The double-blind randomized parallel group study was conducted at four centers in Europe. The cohort of 151 patients included 91 with a diagnosis of abdominal tumors, and 60 patients suspected of having liver lesions, according to Dr. Renate Hammerstingl from the University of Frankfurt University Hospital in Germany, who presented the findings at the 2005 European Congress of Radiology (ECR) in Vienna.
"The most important factor for imaging focal liver lesions is contrast, and this is influenced by the administration of iodine, on the one hand by the maximum amount of iodine administration, and on the other hand the iodine delivery rate," she said. "Keeping in mind that MDCT is now much faster than the contrast distribution, we have to modify our protocols.

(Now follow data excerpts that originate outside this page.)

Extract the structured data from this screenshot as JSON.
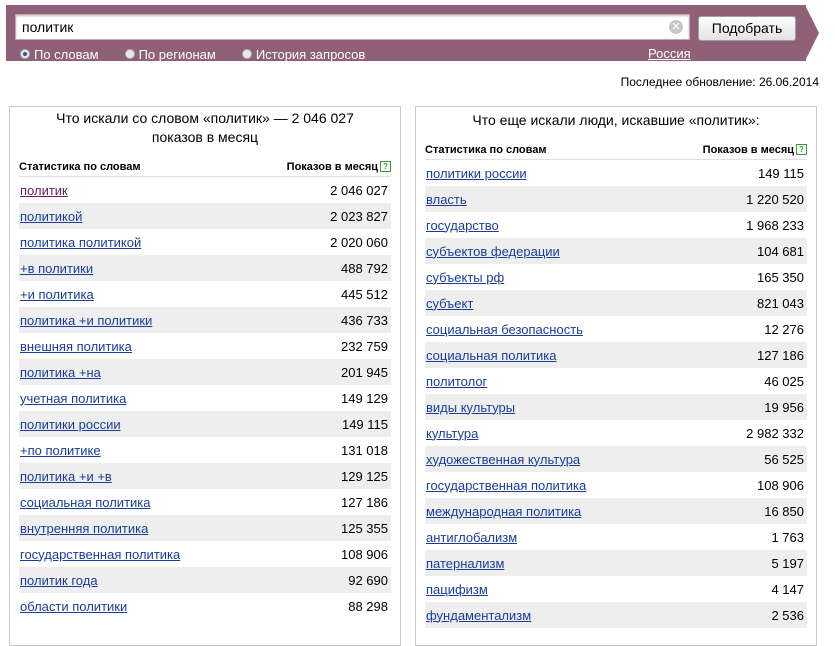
{
  "search": {
    "value": "политик",
    "button_label": "Подобрать"
  },
  "modes": [
    {
      "label": "По словам",
      "selected": true
    },
    {
      "label": "По регионам",
      "selected": false
    },
    {
      "label": "История запросов",
      "selected": false
    }
  ],
  "region": "Россия",
  "last_update": "Последнее обновление: 26.06.2014",
  "left": {
    "title_line1": "Что искали со словом «политик» — 2 046 027",
    "title_line2": "показов в месяц",
    "col_word": "Статистика по словам",
    "col_count": "Показов в месяц",
    "rows": [
      {
        "word": "политик",
        "count": "2 046 027"
      },
      {
        "word": "политикой",
        "count": "2 023 827"
      },
      {
        "word": "политика политикой",
        "count": "2 020 060"
      },
      {
        "word": "+в политики",
        "count": "488 792"
      },
      {
        "word": "+и политика",
        "count": "445 512"
      },
      {
        "word": "политика +и политики",
        "count": "436 733"
      },
      {
        "word": "внешняя политика",
        "count": "232 759"
      },
      {
        "word": "политика +на",
        "count": "201 945"
      },
      {
        "word": "учетная политика",
        "count": "149 129"
      },
      {
        "word": "политики россии",
        "count": "149 115"
      },
      {
        "word": "+по политике",
        "count": "131 018"
      },
      {
        "word": "политика +и +в",
        "count": "129 125"
      },
      {
        "word": "социальная политика",
        "count": "127 186"
      },
      {
        "word": "внутренняя политика",
        "count": "125 355"
      },
      {
        "word": "государственная политика",
        "count": "108 906"
      },
      {
        "word": "политик года",
        "count": "92 690"
      },
      {
        "word": "области политики",
        "count": "88 298"
      }
    ]
  },
  "right": {
    "title": "Что еще искали люди, искавшие «политик»:",
    "col_word": "Статистика по словам",
    "col_count": "Показов в месяц",
    "rows": [
      {
        "word": "политики россии",
        "count": "149 115"
      },
      {
        "word": "власть",
        "count": "1 220 520"
      },
      {
        "word": "государство",
        "count": "1 968 233"
      },
      {
        "word": "субъектов федерации",
        "count": "104 681"
      },
      {
        "word": "субъекты рф",
        "count": "165 350"
      },
      {
        "word": "субъект",
        "count": "821 043"
      },
      {
        "word": "социальная безопасность",
        "count": "12 276"
      },
      {
        "word": "социальная политика",
        "count": "127 186"
      },
      {
        "word": "политолог",
        "count": "46 025"
      },
      {
        "word": "виды культуры",
        "count": "19 956"
      },
      {
        "word": "культура",
        "count": "2 982 332"
      },
      {
        "word": "художественная культура",
        "count": "56 525"
      },
      {
        "word": "государственная политика",
        "count": "108 906"
      },
      {
        "word": "международная политика",
        "count": "16 850"
      },
      {
        "word": "антиглобализм",
        "count": "1 763"
      },
      {
        "word": "патернализм",
        "count": "5 197"
      },
      {
        "word": "пацифизм",
        "count": "4 147"
      },
      {
        "word": "фундаментализм",
        "count": "2 536"
      }
    ]
  },
  "colors": {
    "header": "#8f6078",
    "link": "#1a3d9b",
    "visited_link": "#6b1d5e",
    "row_stripe": "#eeeeee"
  },
  "icons": {
    "clear": "clear-icon",
    "help": "help-icon"
  }
}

We can increase the injection flow rate or use higher-concentration contrast medium."
The researchers chose the latter for their phase IV study, aiming to optimize iodine concentration on contrast-enhanced MDCT of liver tumors in pretherapeutic staging.
After randomizing the patients into one of three groups, Iomeprol (Bracco, Milan, Italy) was administered intravenously in one of three concentrations (300, 350, and 400 mg of iodine/mL). The overall iodine dose of 36 g was equal within the patient groups, pairing the lowest contrast volumes (range 40-80 mL) with the highest-concentration boluses (range 370-400 I/mgL).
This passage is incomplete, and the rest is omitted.